Cwenburh of Wimborne was an 8th-century Anglo-Saxon saint, a sister of King Ine of Wessex and of Saint Cuthburh. Her sister Cuthburh was married to King Aldfrith of Northumbria and then became the first abbess of Wimborne monastery.

Very little information survives about Cwenburh. She is known primarily from a mention in a single annal of the Anglo-Saxon Chronicle:

718. In this year Ingild Ine's brother died, and their sisters were Cwenburh and Cuthburh. And Cuthburh raised the monastery at Wimborne; and she was given to Aldfrith, king of the Northumbrians; but they separated during his life.

She is also included in the genealogical preface to the Chronicle in one copy, as part of a pedigree for the 9th-century King Æthelwulf of Wessex, the father of King Alfred the Great of Wessex.

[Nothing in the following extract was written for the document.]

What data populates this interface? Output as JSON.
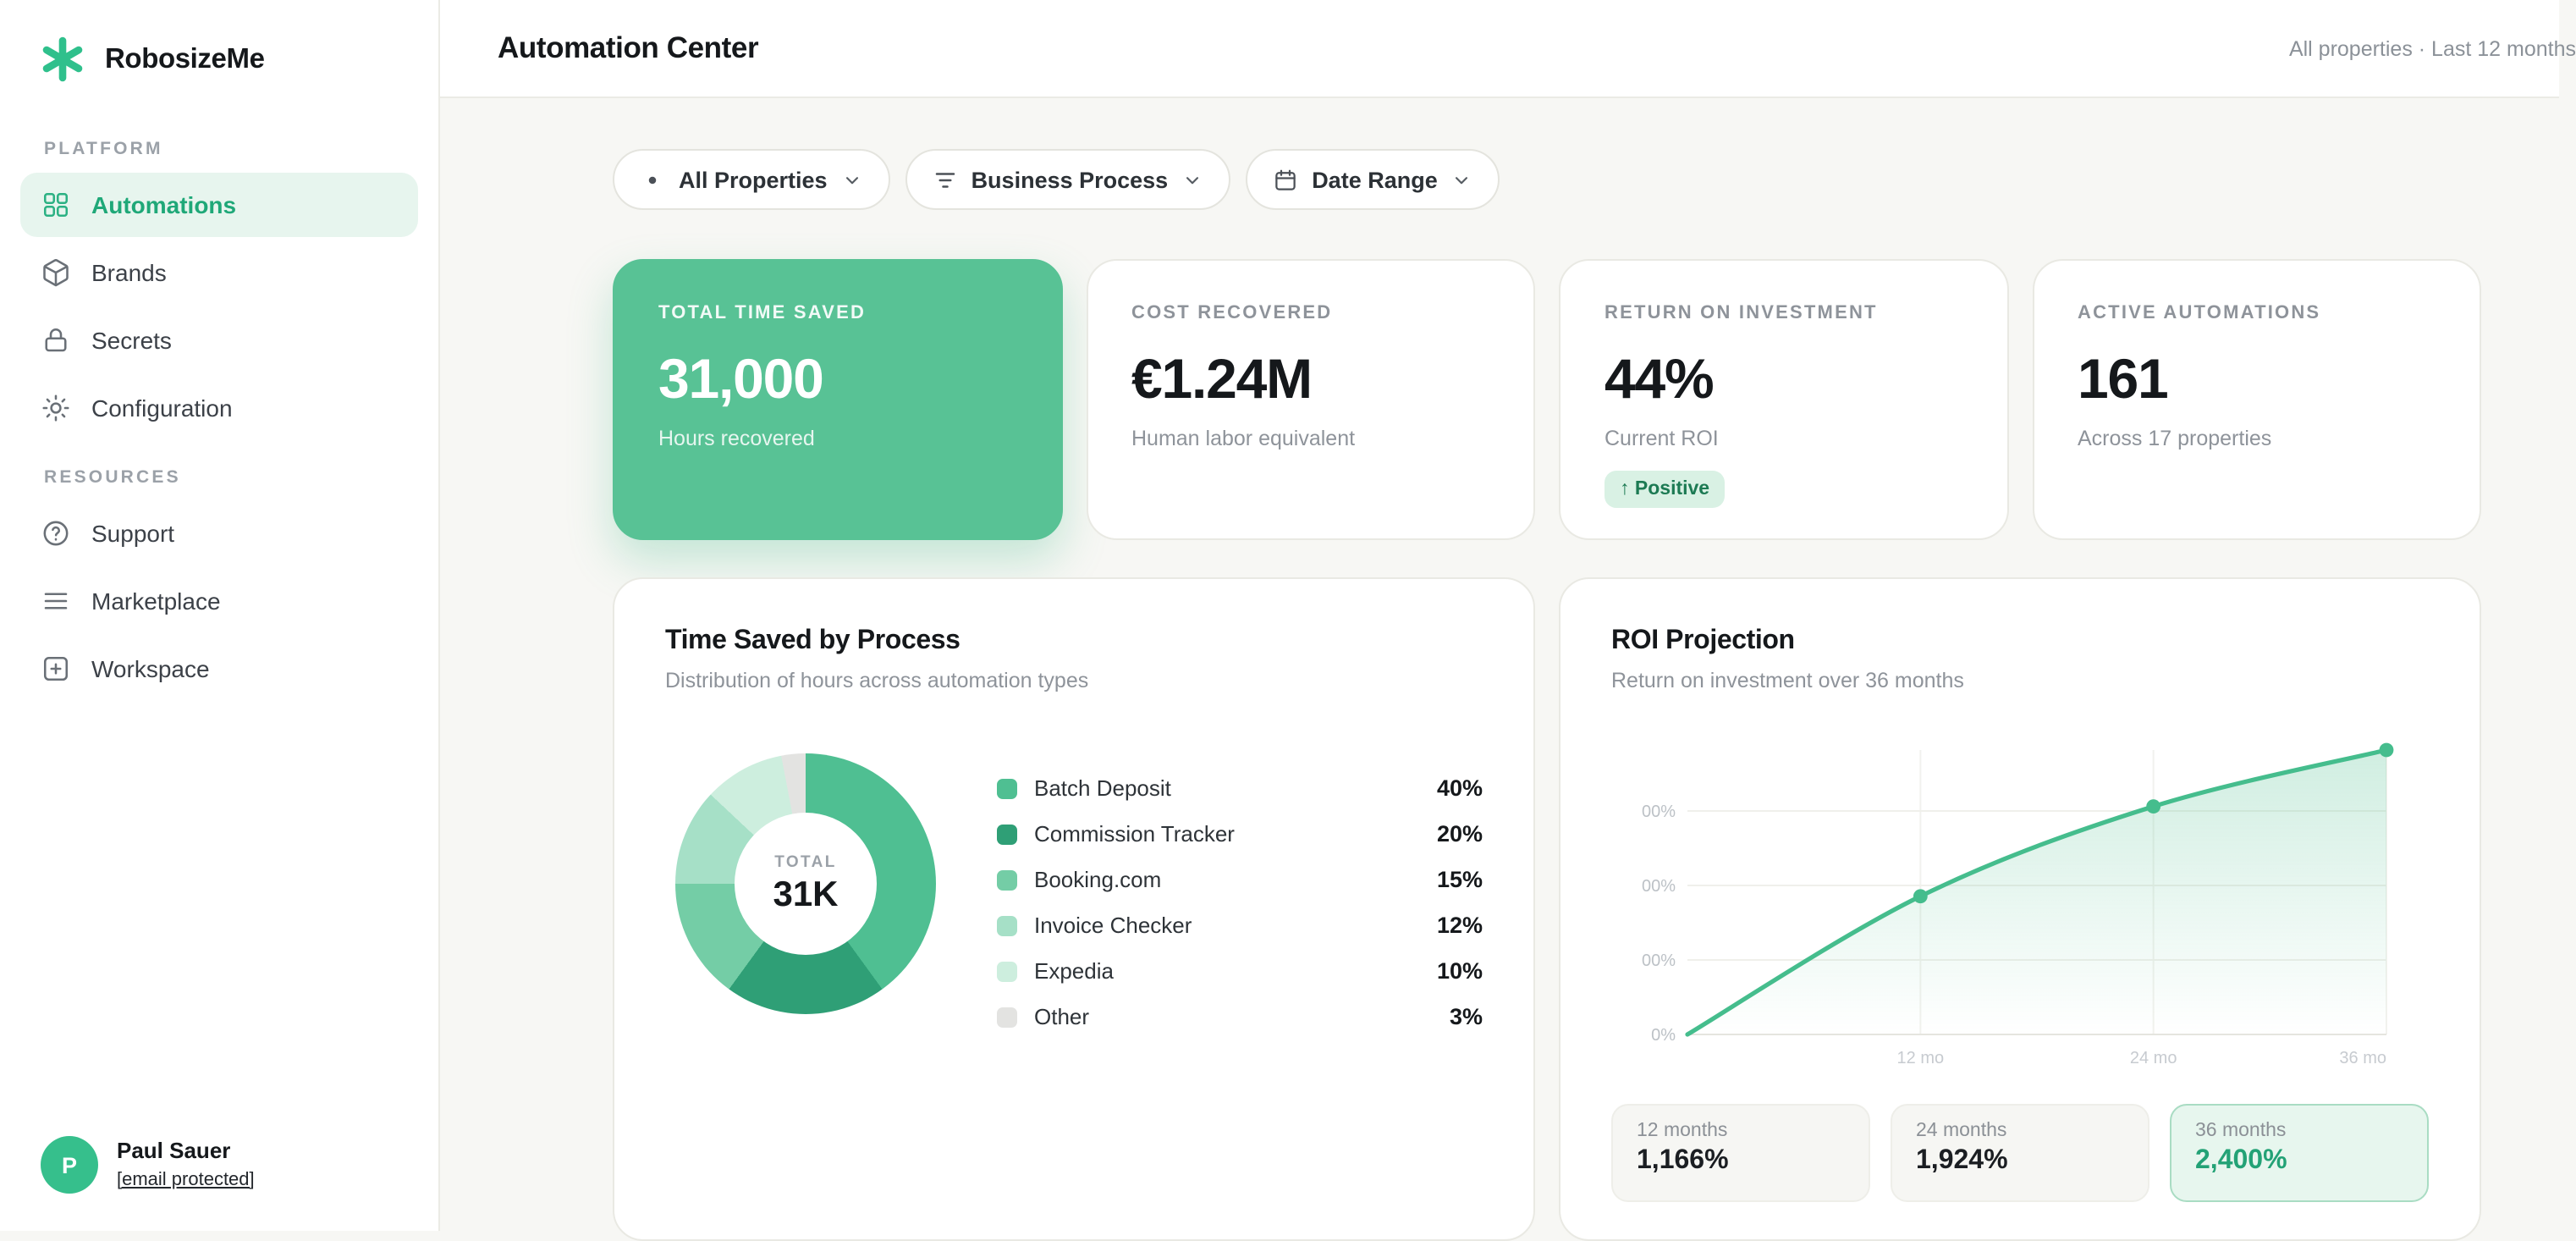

... Eoppa [the son] of Ingild, and Ingild of Cenred, and Ine of Cenred, and Cuthburh of Cenred, and Cwenburh of Cenred, and Cenred of Ceolwald ...

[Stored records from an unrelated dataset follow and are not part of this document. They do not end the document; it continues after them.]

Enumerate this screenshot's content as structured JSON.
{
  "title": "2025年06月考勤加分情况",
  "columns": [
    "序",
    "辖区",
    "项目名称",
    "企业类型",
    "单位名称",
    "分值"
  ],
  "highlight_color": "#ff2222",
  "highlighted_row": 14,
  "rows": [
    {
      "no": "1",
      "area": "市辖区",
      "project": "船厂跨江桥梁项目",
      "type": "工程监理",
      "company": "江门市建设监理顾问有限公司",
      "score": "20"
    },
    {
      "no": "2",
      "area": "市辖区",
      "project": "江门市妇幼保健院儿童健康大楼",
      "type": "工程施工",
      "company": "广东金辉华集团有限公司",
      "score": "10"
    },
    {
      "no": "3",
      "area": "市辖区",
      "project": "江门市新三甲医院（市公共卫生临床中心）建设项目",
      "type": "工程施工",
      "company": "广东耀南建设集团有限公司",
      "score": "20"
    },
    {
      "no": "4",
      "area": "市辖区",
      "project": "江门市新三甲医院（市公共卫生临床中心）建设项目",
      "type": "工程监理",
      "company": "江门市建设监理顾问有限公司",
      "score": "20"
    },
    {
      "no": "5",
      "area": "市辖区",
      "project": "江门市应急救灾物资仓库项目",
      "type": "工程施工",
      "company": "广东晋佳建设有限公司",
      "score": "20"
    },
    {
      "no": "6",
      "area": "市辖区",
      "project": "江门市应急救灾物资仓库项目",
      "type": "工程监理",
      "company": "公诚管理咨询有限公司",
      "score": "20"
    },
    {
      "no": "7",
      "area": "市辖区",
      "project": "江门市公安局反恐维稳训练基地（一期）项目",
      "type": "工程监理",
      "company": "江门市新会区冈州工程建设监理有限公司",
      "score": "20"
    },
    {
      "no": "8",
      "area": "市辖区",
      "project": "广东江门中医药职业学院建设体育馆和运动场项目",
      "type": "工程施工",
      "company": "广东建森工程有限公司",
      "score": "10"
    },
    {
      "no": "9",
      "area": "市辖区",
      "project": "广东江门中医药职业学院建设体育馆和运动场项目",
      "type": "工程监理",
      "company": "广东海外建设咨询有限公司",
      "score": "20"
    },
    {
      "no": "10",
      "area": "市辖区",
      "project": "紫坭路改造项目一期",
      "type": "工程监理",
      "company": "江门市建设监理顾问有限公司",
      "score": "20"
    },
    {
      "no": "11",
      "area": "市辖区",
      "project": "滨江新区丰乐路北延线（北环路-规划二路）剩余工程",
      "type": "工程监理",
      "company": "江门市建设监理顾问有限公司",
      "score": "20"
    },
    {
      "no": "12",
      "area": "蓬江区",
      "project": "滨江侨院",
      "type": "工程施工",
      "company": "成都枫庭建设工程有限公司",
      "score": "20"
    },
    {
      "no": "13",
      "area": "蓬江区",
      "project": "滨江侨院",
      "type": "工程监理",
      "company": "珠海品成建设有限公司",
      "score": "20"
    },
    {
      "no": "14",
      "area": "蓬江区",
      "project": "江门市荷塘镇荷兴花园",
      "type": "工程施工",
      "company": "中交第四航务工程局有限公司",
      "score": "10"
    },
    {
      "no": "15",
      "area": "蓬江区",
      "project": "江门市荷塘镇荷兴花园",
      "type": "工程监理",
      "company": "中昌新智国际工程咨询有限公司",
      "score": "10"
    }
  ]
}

It is possible that Cwenburh succeeded Cuthburh as abbess there after her sister's death.
Cuthburh is later mentioned again in a list entitled On the Resting-Places of the Saints, found in two 11th-century manuscripts

resteth Saint Cuthburh at Wimborne Minster, that first established the life and customs that are still kept in the monastery.

In one version of the list the words "and Cwenburh" appear after Cuthburh. According to Felix Liebermann who made an edition of the text in the 19th century this appears to be a later addition, and the subsequent clause remains grammatically singular, referring only to Saint Cuthburh.

The Abbess Tetta is sometimes viewed as a familiar name for Cwenburh, or alternatively as a third sister.